Mitgliedsantrag abschicken oder Fenster schließen? Nochmal brainstormen: Willy Brandt hat mich inspiriert, is aber tot. Gabriel, geht so. Die Geschichte der Sozialdemokratie, unfassbar beeindruckend. Was kann ich in Düren bewegen, keine Ahnung. Ich schicke den Antrag trotzdem ab, vielleicht wird’s ja doch ganz gut.
Ein Tag im Januar 2014, wenige Monate bis zum Abi. Verzweifelter Versuch die Geschichte der deutschen Sozialdemokratie auswendig zu lernen, ziemlich interessant aber viel. Und die Dürener SPD? Keine Ahnung, bisher nix gehört.

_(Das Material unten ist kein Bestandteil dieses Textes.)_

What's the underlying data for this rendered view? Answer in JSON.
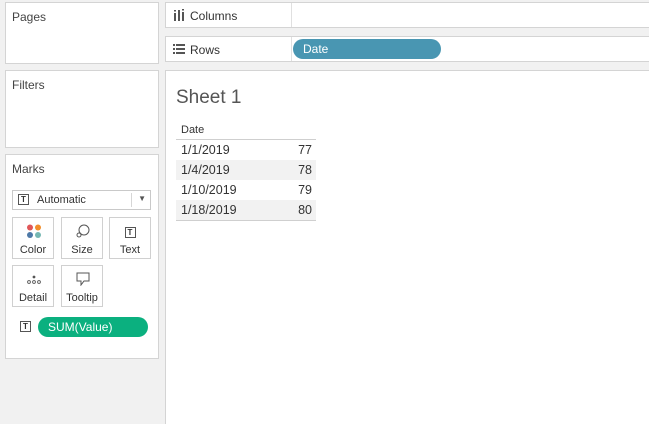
{
  "panels": {
    "pages": {
      "title": "Pages"
    },
    "filters": {
      "title": "Filters"
    },
    "marks": {
      "title": "Marks",
      "mark_type": "Automatic",
      "mark_type_icon": "text-mark-icon",
      "buttons": [
        {
          "label": "Color",
          "icon": "color-icon"
        },
        {
          "label": "Size",
          "icon": "size-icon"
        },
        {
          "label": "Text",
          "icon": "text-icon"
        },
        {
          "label": "Detail",
          "icon": "detail-icon"
        },
        {
          "label": "Tooltip",
          "icon": "tooltip-icon"
        }
      ],
      "fields": [
        {
          "label": "SUM(Value)",
          "encoding": "text",
          "color": "#0bb07f"
        }
      ]
    }
  },
  "shelves": {
    "columns": {
      "label": "Columns",
      "icon": "columns-icon",
      "pills": []
    },
    "rows": {
      "label": "Rows",
      "icon": "rows-icon",
      "pills": [
        {
          "label": "Date",
          "color": "#4996b2"
        }
      ]
    }
  },
  "sheet": {
    "title": "Sheet 1",
    "table": {
      "header": "Date",
      "rows": [
        {
          "date": "1/1/2019",
          "value": "77"
        },
        {
          "date": "1/4/2019",
          "value": "78"
        },
        {
          "date": "1/10/2019",
          "value": "79"
        },
        {
          "date": "1/18/2019",
          "value": "80"
        }
      ]
    }
  }
}
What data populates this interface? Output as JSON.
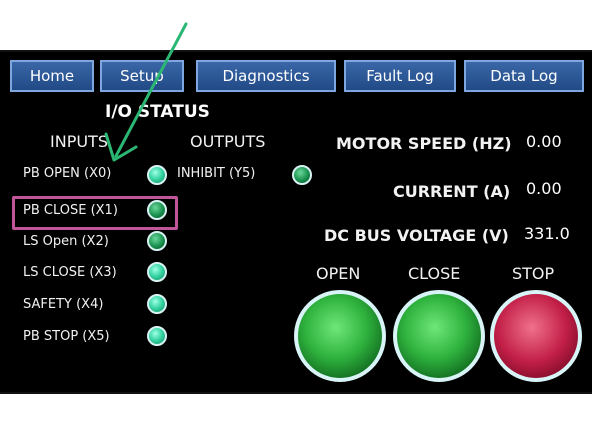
{
  "tabs": [
    {
      "label": "Home"
    },
    {
      "label": "Setup"
    },
    {
      "label": "Diagnostics"
    },
    {
      "label": "Fault Log"
    },
    {
      "label": "Data Log"
    }
  ],
  "io_status": {
    "title": "I/O STATUS",
    "inputs_header": "INPUTS",
    "outputs_header": "OUTPUTS",
    "inputs": [
      {
        "label": "PB OPEN (X0)",
        "state": "on"
      },
      {
        "label": "PB CLOSE (X1)",
        "state": "off"
      },
      {
        "label": "LS Open (X2)",
        "state": "off"
      },
      {
        "label": "LS CLOSE (X3)",
        "state": "on"
      },
      {
        "label": "SAFETY (X4)",
        "state": "on"
      },
      {
        "label": "PB STOP (X5)",
        "state": "on"
      }
    ],
    "outputs": [
      {
        "label": "INHIBIT (Y5)",
        "state": "off"
      }
    ]
  },
  "readouts": {
    "motor_speed_label": "MOTOR SPEED (HZ)",
    "motor_speed_value": "0.00",
    "current_label": "CURRENT (A)",
    "current_value": "0.00",
    "dc_bus_label": "DC BUS VOLTAGE (V)",
    "dc_bus_value": "331.0"
  },
  "controls": {
    "open_label": "OPEN",
    "close_label": "CLOSE",
    "stop_label": "STOP"
  },
  "annotation": {
    "arrow_color": "#2bb673",
    "highlight_color": "#c0559a"
  }
}
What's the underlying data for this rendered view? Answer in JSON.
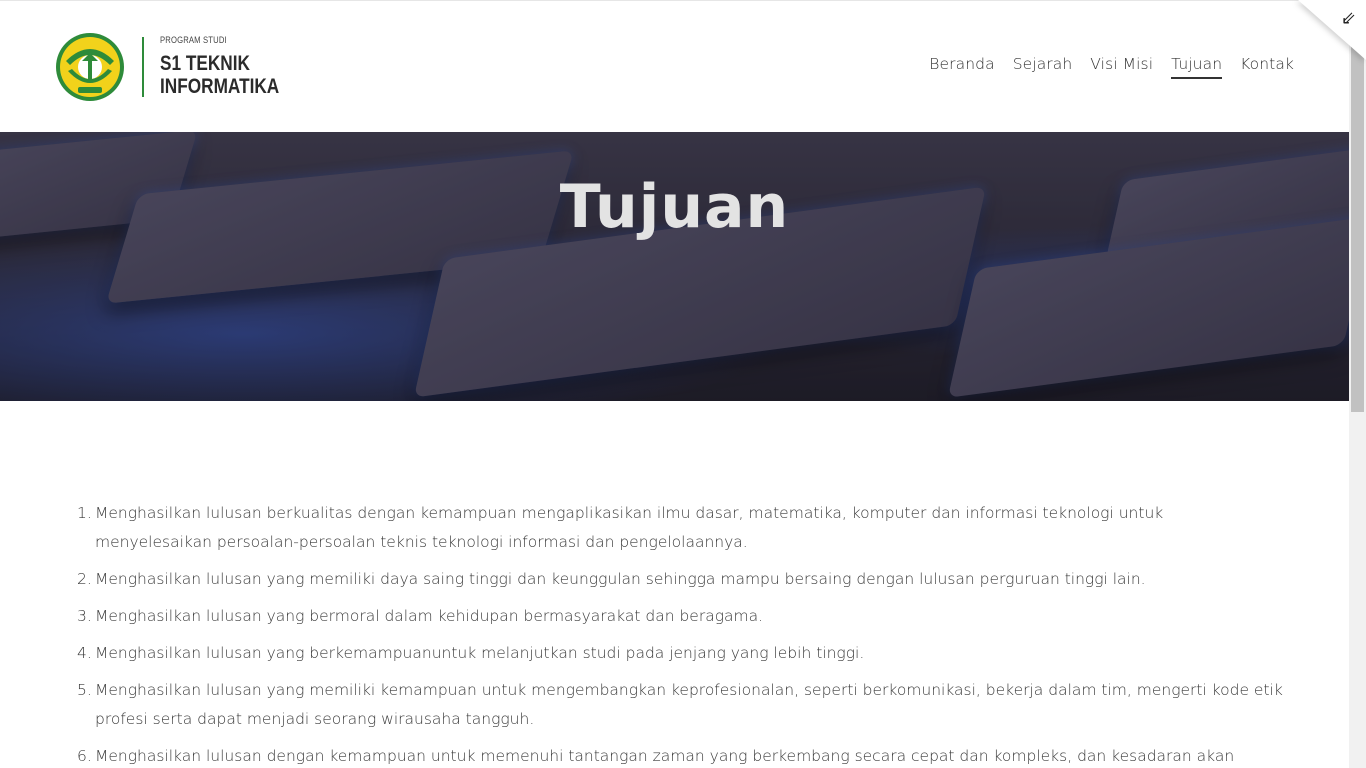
{
  "brand": {
    "small": "PROGRAM STUDI",
    "line1": "S1 TEKNIK",
    "line2": "INFORMATIKA",
    "logo_icon": "university-emblem-icon"
  },
  "nav": {
    "items": [
      {
        "label": "Beranda"
      },
      {
        "label": "Sejarah"
      },
      {
        "label": "Visi Misi"
      },
      {
        "label": "Tujuan",
        "active": true
      },
      {
        "label": "Kontak"
      }
    ]
  },
  "corner": {
    "icon": "exit-fullscreen-icon",
    "glyph": "⇙"
  },
  "hero": {
    "title": "Tujuan"
  },
  "goals": [
    {
      "num": "1.",
      "text": "Menghasilkan lulusan berkualitas dengan kemampuan mengaplikasikan ilmu dasar, matematika, komputer dan informasi teknologi untuk menyelesaikan persoalan-persoalan teknis teknologi informasi dan pengelolaannya."
    },
    {
      "num": "2.",
      "text": "Menghasilkan lulusan yang memiliki daya saing tinggi dan keunggulan sehingga mampu bersaing dengan lulusan perguruan tinggi lain."
    },
    {
      "num": "3.",
      "text": "Menghasilkan lulusan yang bermoral dalam kehidupan bermasyarakat dan beragama."
    },
    {
      "num": "4.",
      "text": "Menghasilkan lulusan yang berkemampuanuntuk melanjutkan studi pada jenjang yang lebih tinggi."
    },
    {
      "num": "5.",
      "text": "Menghasilkan lulusan yang memiliki kemampuan untuk mengembangkan keprofesionalan, seperti berkomunikasi, bekerja dalam tim, mengerti kode etik profesi serta dapat menjadi seorang wirausaha tangguh."
    },
    {
      "num": "6.",
      "text": "Menghasilkan lulusan dengan kemampuan untuk memenuhi tantangan zaman yang berkembang secara cepat dan kompleks, dan kesadaran akan"
    }
  ],
  "colors": {
    "accent_green": "#2e8b3a",
    "logo_yellow": "#f2d21b",
    "text": "#333333"
  }
}
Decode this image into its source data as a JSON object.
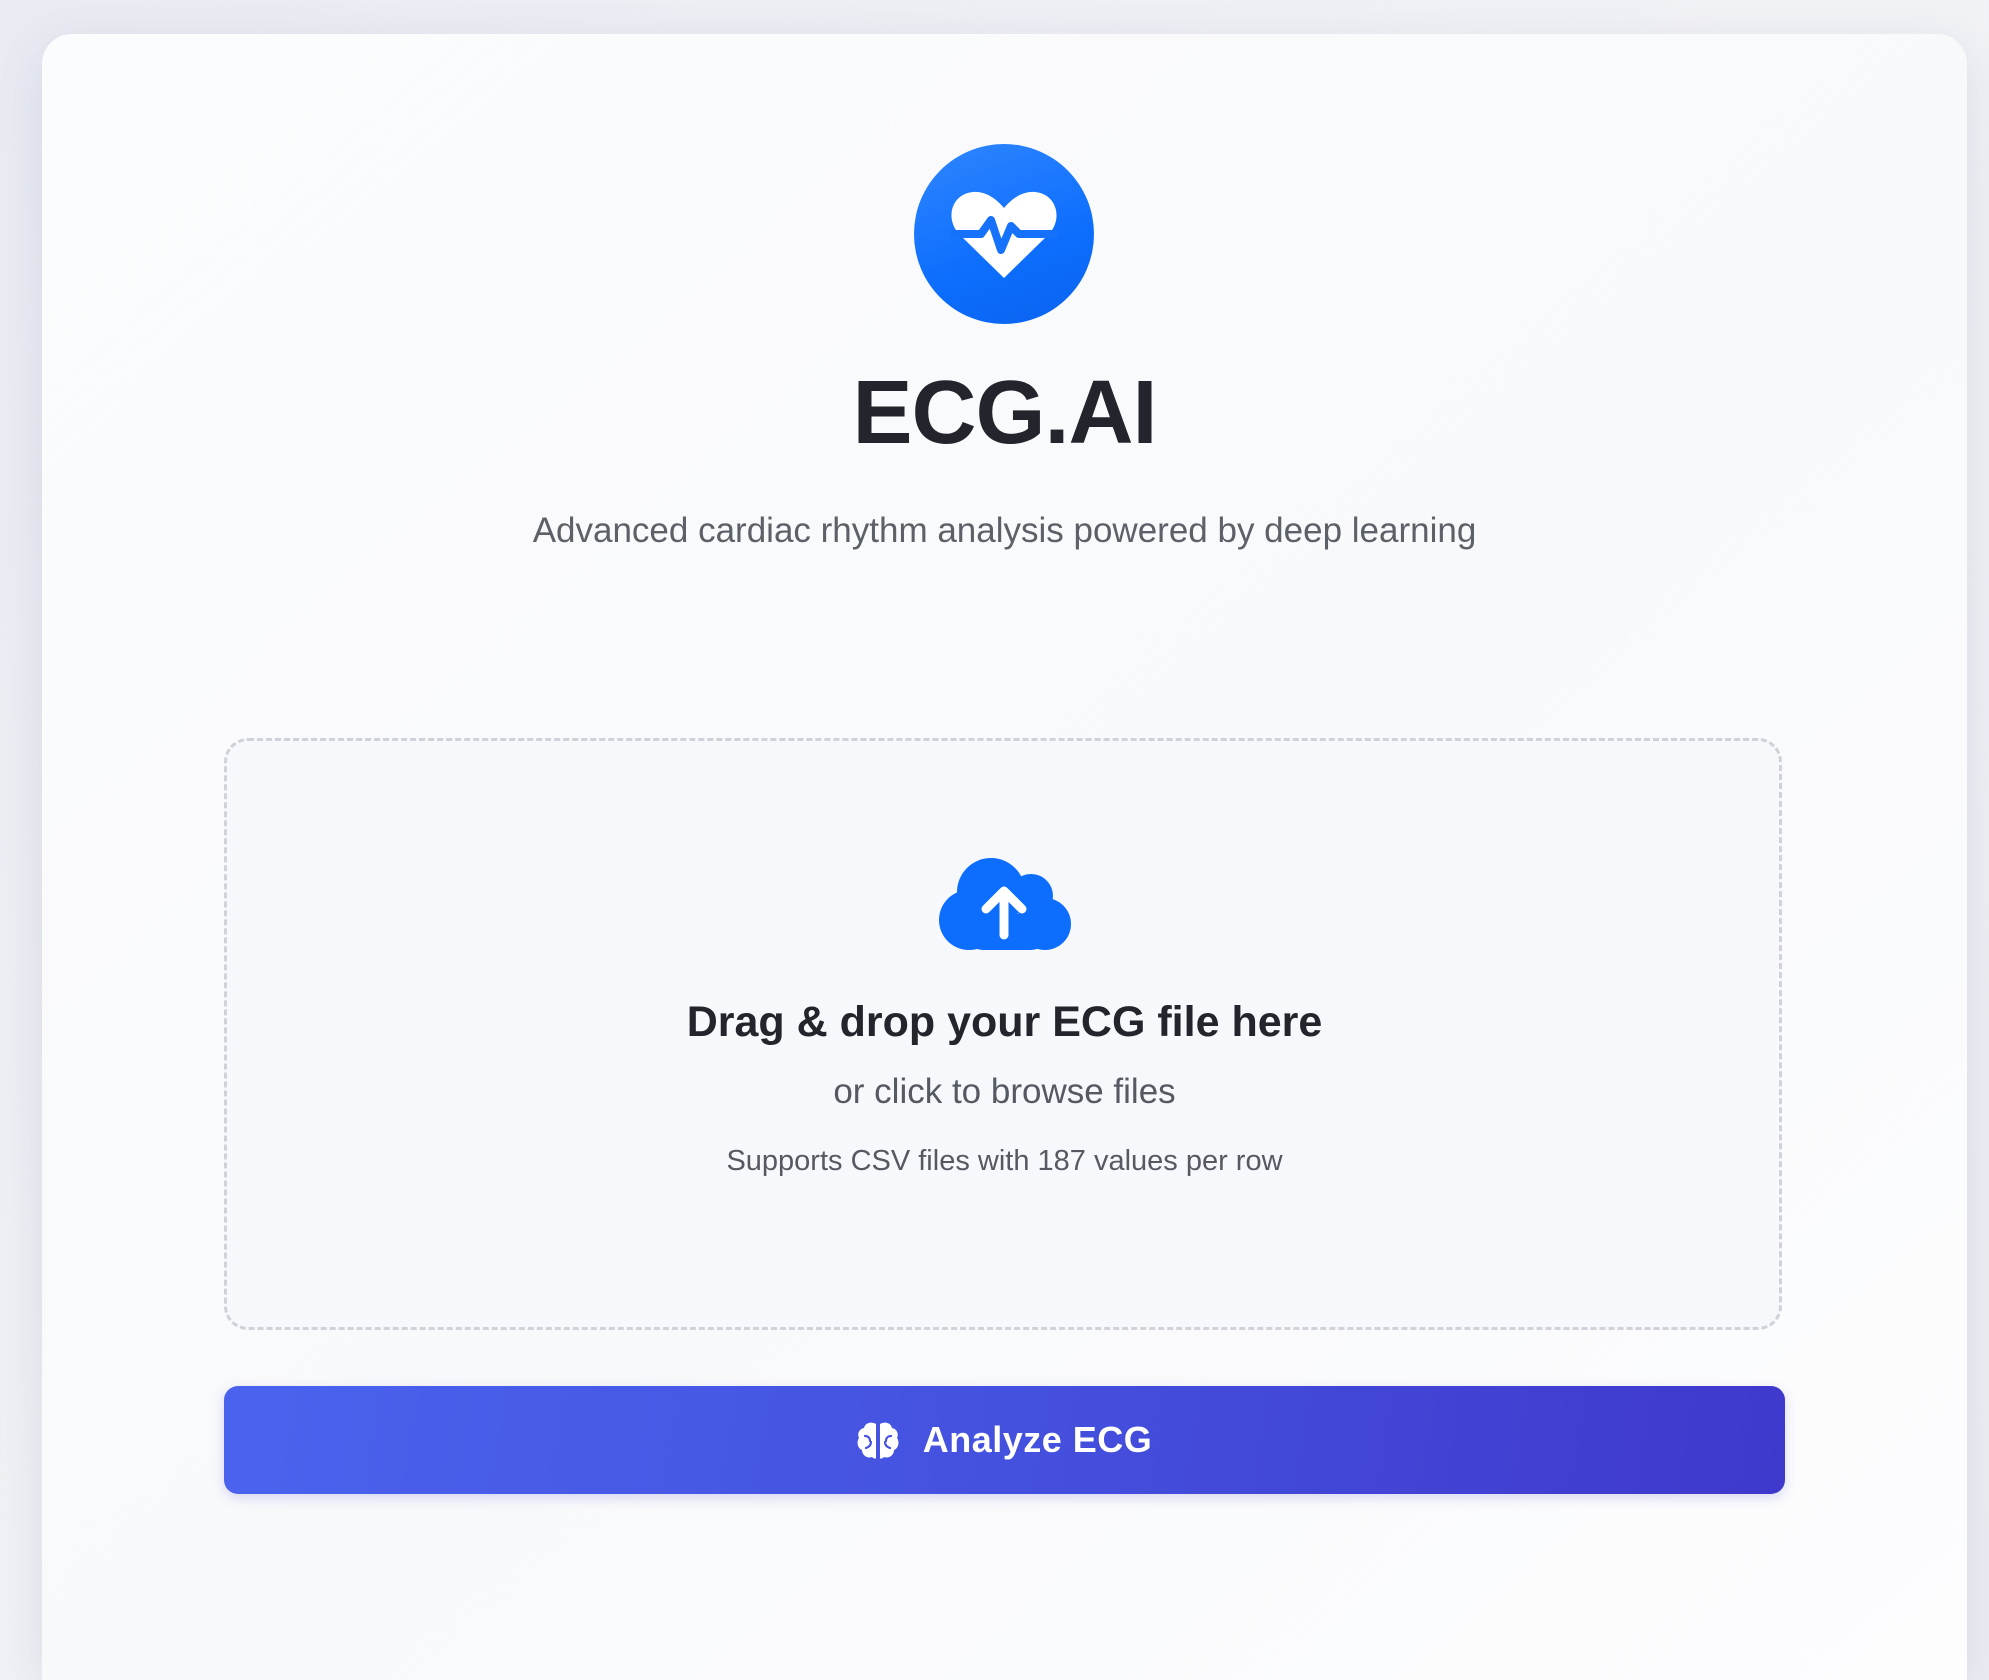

Ein Abend im Februar 2014, kurz vorm Abi. Lang genug gewartet, heute Abend ist irgendwas. Ortsverein oder so ähnlich. Ich gehe hin.
„Liebe Genossinnen und Genossen, ich begrüße Euch.“ Mitteilungen, irgendein Protokoll, Streit um irgendwas, „und wir haben ein neues Gesicht unter uns“, ich stelle mich vor, Kopfnicken. Weiter im Text: zwei ältere Herren liefern sich ein Wortgefecht und ich habe keine Ahnung, worum es geht. Irgendjemand ist gestorben, eine Karte soll geschickt werden. Es wird über „die da Oben“ geredet, super! Großbanker, Börsenhaie – endlich die politische Diskussion! Doch nicht: es geht um die Fraktionsführung. „Unter Jupp wäre das alles anders gewesen“ -wer ist Jupp? Verschiedenes und Schluss. Nach 90 Minuten ist, was auch immer das gerade war, vorbei. Ein paar Leute kommen auf mich zu, nicht alle. Es wird kurz geplaudert. Dann gehe ich nach Hause.
Das war’s. Keine politische Debatte, keine kontroverse Diskussion, kein Ergebnis. Es sollte nicht die letzte Sitzung dieser Art werden.
Mit Schirm, Charme und Kugelschreiber
oder Progressivität, Solidarität und Professionalität?
Wir alle haben die unterschiedlichsten Motive, welche uns zu einem Eintritt in unsere Partei bewegt haben. Die einen wurden inspiriert von Brand und Bahr, die anderen von Schmidt und Schröder, wieder Andere brachte Mindestlohnpolitik und Frauenquote dazu den Mitgliedsantrag abzuschicken.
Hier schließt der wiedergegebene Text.